The location of the muscles remains mainly anatomical, although it is recommended to use some auxiliary method (electromyography, ultrasound guide), especially in the case of stroke in which flexor synergies can dislodge the muscles from their anatomical landmarks due to torsion, or when the injector has little experience [72].

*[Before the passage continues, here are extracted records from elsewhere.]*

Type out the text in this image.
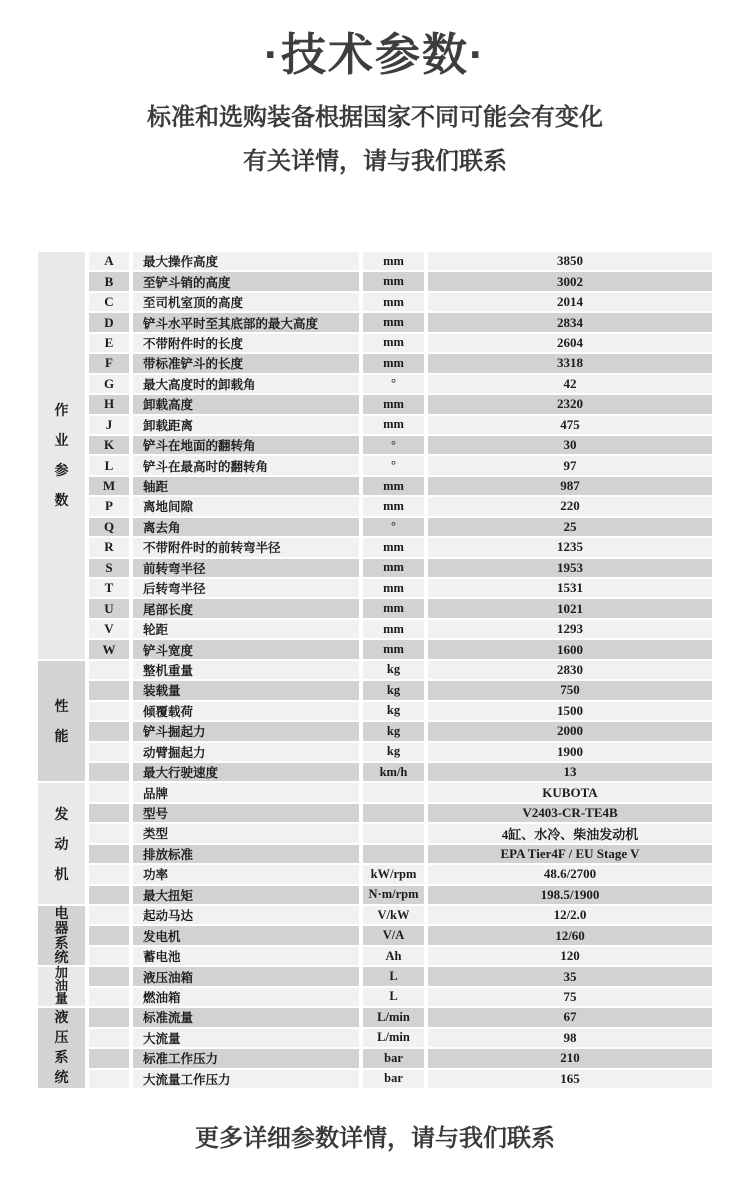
·技术参数·
标准和选购装备根据国家不同可能会有变化
有关详情，请与我们联系
作
业
参
数
A	最大操作高度	mm	3850
B	至铲斗销的高度	mm	3002
C	至司机室顶的高度	mm	2014
D	铲斗水平时至其底部的最大高度	mm	2834
E	不带附件时的长度	mm	2604
F	带标准铲斗的长度	mm	3318
G	最大高度时的卸载角	°	42
H	卸载高度	mm	2320
J	卸载距离	mm	475
K	铲斗在地面的翻转角	°	30
L	铲斗在最高时的翻转角	°	97
M	轴距	mm	987
P	离地间隙	mm	220
Q	离去角	°	25
R	不带附件时的前转弯半径	mm	1235
S	前转弯半径	mm	1953
T	后转弯半径	mm	1531
U	尾部长度	mm	1021
V	轮距	mm	1293
W	铲斗宽度	mm	1600
性
能
整机重量	kg	2830
装载量	kg	750
倾覆载荷	kg	1500
铲斗掘起力	kg	2000
动臂掘起力	kg	1900
最大行驶速度	km/h	13
发
动
机
品牌	KUBOTA
型号	V2403-CR-TE4B
类型	4缸、水冷、柴油发动机
排放标准	EPA Tier4F / EU Stage V
功率	kW/rpm	48.6/2700
最大扭矩	N·m/rpm	198.5/1900
电
器
系
统
起动马达	V/kW	12/2.0
发电机	V/A	12/60
蓄电池	Ah	120
加
油
量
液压油箱	L	35
燃油箱	L	75
液
压
系
统
标准流量	L/min	67
大流量	L/min	98
标准工作压力	bar	210
大流量工作压力	bar	165
更多详细参数详情，请与我们联系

The doses, in general, are recommended according to official indications and for each muscle by pharmaceutical laboratories but must be individualized according to the size of the muscle and the severity of the spasticity. In addition, it must be considered that in children below 12 years old, there are dose limits that we cannot exceed and that the first injection we make must use 50% of the estimated dose to avoid side effects due to the patient’s special predisposition. There are maximum total doses allowed for each toxin; however, due to the characteristics of the spasticity of SCI, these limits are usually exceeded [46,58]. The maximum doses and the recommended doses for the most frequent cases are shown in Table 3; they are based on previous studies and protocols, but not even the clinical trial can provide evidence for those indications and dosages [46,56,58].

Table 3

The maximum doses and the recommended doses for the most frequent cases.

MAXIMUM DOSES		ONA	ABO	INC
		400 U	1500 U	500 U
DINAMIC EXTENSOR PATTERN IN LOWER LIMBS	Adductor magnus	75 U each one	250 U each one	75 U each one
	Rectus femoris	50 U each one	150 U each one	50 U each one
	Vastus medialis	50 U each one	150 U each one	50 U each one
	Gastrocnemius (medialis)	40 U each one	100 U each one	50 U each one
STATIC EXTENSOR PATTERN IN LOWER LIMBS	Adductor magnus	75 U each one	250 U each one	75 U each one
	Rectus femoris	75 U each one	200 U each one	75 U each one
	Vastus medialis	50 U each one	150 U each one	75 U each one
	Soleus	75 U each one	200 U each one	75 U each one
STATIC FLEXOR PATTERN IN LOWER LIMBS	Adductor magnus	100 U each one	350 U each one	100 U each one
	Semitendinosus	50 U each one	150 U each one	50 U each one
	Semimembranosus	50 U each one	150 U each one	50 U each one
	Soleus	50 U each one	200 U each one	50 U each one
UPPER LIMB FLEXOR PATTERN	Biceps brachii	75 U each one	250 U each one	75 U each one
	Flexor carpi radialis	50 U each one	100 U each one	50 U each one
	Flexor profundus digitorum	50 U each one	150 U each one	50 U each one
HELPING BLADDER CATHETERIZATION	Adductor magnus	100 U each one	350 U each one	100 U each one
	Gracilis	100 U each one	150 U each one	100 U each one

ONA: Onabotulinumtoxin; ABO: Abobotulinumtoxin; INC: Incobotulinumtoxin; U: units.

After the injection, the relaxation effects can be maintained or increased with a stretching program or with splints [46,73].

If after 3 months from the previous injection, there is a better functional situation than the one before the injection, it shows that BoNT has been effective, and, therefore, we can continue with this treatment. It has been shown that over the years, the effectiveness of repeated toxin injections is not usually lost; the main studies have been done in dystonia, but it has also been evidenced in spasticity, even in SCI [46,49,74].

5. Conclusions

BoNT has transformed from being a powerful and dangerous poison to a safe and effective drug that can be applied in various pathologies.

Just as BoNT/A has a proven, officially indicated and protocoled use in spasticity of brain origin, it can also be used as an adjunct in the treatment of spasticity following spinal cord injuries when the manifestation of spasticity is focal. BoNT/A can also be used if the spinal cord injured patient has focal spasticity or if there are muscles with worse functional complications.